A ella, la odian. La inicua sentencia aguardó -con feroz sigilo- el preciado "momentum", (siglo, década, año), pero, sobre todo, el gobierno perfecto: "estado de gracia donde la impiedad se corona de gloria, por la vomitiva condescendencia de la inmoralidad parasitaria."
Cuarenta y ocho horas después del homicidio -soterrado y diabólicamente premeditado- de su padre (un abogado nonagenario, secuestrado en su residencia veraniega por el individuo en quien más confiaba), ocurrió la abominación inusitada. ¿La perpretadora?... Una octogenaria que esconde su malignidad bajo la honorable fachada del fariseismo exacerbado. ¿Los cómplices?... La caterva de reptiles que tienen sus guaridas en la urbanización El Paraíso. ¿La causa ficticia?... ¡La herencia! ¿La auténtica?... ¡Odio! Ella nunca venderá sus principios. Ha padecido incesantes humillaciones por su incorruptibilidad. Pese al luto inopinado, había salido a impartir una clase, y a comprar la fruta que su escaso presupuesto le permitía.
"El ladrón entra solamente a robar, matar y destruir." (Juan 10:10).
-"Ni una lágrima has derramado por el hombre que te lo dio todo..."

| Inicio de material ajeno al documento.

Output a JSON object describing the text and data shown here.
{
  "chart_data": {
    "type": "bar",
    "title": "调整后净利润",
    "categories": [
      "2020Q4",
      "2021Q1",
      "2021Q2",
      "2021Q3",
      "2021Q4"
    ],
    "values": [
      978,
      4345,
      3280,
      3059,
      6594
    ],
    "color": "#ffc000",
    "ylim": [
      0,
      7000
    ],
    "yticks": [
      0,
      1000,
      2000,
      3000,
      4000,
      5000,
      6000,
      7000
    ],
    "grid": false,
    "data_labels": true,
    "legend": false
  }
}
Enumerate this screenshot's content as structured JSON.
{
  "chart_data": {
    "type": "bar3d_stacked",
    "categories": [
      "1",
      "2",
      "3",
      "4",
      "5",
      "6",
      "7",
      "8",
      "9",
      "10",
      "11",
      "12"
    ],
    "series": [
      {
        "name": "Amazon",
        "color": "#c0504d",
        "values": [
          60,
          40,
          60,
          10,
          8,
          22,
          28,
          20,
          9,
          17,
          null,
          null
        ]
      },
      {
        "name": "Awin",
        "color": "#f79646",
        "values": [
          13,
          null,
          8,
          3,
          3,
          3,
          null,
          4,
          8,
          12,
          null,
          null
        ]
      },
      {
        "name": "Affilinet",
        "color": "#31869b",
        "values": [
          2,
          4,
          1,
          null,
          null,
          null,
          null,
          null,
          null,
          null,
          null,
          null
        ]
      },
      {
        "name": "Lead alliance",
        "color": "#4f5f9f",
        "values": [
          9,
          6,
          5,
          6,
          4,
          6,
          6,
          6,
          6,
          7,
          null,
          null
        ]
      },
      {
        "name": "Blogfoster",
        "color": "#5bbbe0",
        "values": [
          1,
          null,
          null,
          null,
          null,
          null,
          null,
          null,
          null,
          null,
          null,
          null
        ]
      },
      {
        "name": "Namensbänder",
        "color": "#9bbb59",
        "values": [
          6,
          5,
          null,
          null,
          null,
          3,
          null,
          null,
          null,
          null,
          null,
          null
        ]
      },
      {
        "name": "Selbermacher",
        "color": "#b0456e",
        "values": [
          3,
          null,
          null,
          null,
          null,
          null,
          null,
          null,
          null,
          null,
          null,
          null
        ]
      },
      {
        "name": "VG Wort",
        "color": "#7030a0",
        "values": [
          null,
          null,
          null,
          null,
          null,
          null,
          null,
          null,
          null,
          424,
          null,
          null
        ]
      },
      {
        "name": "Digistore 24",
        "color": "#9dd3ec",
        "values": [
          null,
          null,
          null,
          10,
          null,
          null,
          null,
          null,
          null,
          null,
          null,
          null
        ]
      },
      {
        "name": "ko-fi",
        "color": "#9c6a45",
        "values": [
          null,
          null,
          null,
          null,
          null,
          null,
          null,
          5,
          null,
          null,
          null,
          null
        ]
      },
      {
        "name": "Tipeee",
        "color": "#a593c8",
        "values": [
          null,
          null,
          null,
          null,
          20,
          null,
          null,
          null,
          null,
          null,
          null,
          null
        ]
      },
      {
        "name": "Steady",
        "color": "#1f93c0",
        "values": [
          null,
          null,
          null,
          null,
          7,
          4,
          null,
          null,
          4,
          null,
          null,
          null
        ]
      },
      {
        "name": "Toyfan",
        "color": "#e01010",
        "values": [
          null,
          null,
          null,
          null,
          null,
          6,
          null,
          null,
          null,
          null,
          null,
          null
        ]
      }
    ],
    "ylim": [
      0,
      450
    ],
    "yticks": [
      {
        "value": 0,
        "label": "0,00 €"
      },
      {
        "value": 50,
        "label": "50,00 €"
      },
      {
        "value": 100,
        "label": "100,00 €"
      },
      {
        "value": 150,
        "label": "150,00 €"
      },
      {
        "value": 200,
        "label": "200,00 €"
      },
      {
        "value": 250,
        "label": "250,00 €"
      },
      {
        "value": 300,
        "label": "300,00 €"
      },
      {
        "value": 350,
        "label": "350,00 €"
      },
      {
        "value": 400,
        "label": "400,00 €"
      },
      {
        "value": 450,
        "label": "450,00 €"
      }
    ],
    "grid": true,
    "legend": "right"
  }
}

La señora continuó su indolente y arrogante travesía hacia sus aposentos. Ella respiró el brutal silencio que recibió como respuesta. En ese instante, empezó la conminación vilmente orquestada.
-"¡Sal perra, pa' darte tu paliza!", enunció una voz femenina desde la casa de al lado.
Repentinamente, sonó el timbre. Bajó las escaleras, se asomó por la ventana y, la sorpresa inenarrable: dos guardias "bolivarianos", portando armas de alto calibre, escoltados por una piara inverecunda, aguardaban. Con su habitual senequismo -y modales británicos- acudió al encuentro de los ilustres visitantes. Exhibiendo altiva procacidad, la interpelaron, alegando que tenía una denuncia por agresión. Entraron, con la seguridad victoriosa de los esbirros que están a punto de apropiarse del botín: ella. Amenazándola, llegaron a la habitación de la señora, quien, súbitamente abandonó los brazos de Morfeo para recibir a los heraldos que portaban su anhelado "edicto real". A ella le ordenaron que saliera y, como no tenía ya algo más que perder en la vida, sino su vida, oró, en la privacidad de su mente. (-"Padre Omnipotente de Jesucristo: voy hacia Ti. En tus manos encomiendo mi espíritu.")
Como la verdad es una lámpara encendida por un relámpago fulgurante, la señora negó las agresiones. Sin embargo, cuando los "defensores de la patria" abandonaron su habitación, los persiguió para cambiar su declaración. Ella, observando la efusividad -repulsivamente edulcorada- de la "dama", dijo:
-"Sólo se trata de que digas la verdad."
-"¿A nombre de quién está la casa?", preguntó un mesnadero.
-"A nombre de la señora."
-"Alguien más pasará por aquí", afirmó el mismo patriota.
Bajando las escaleras, ella les preguntó:
-"¿Por qué no están cumpliendo con las verdaderas funciones que les competen?"
-"Bueno, sí... Pero hoy nos mandaron para acá...", contestó el soldado que había mantenido una conducta pasiva.
La cáfila de ignominiosos acechaba con sus piedras en las manos, ávida del espectáculo circense del odio maternal. ¿El parricida?... ¡Brindando en la isla!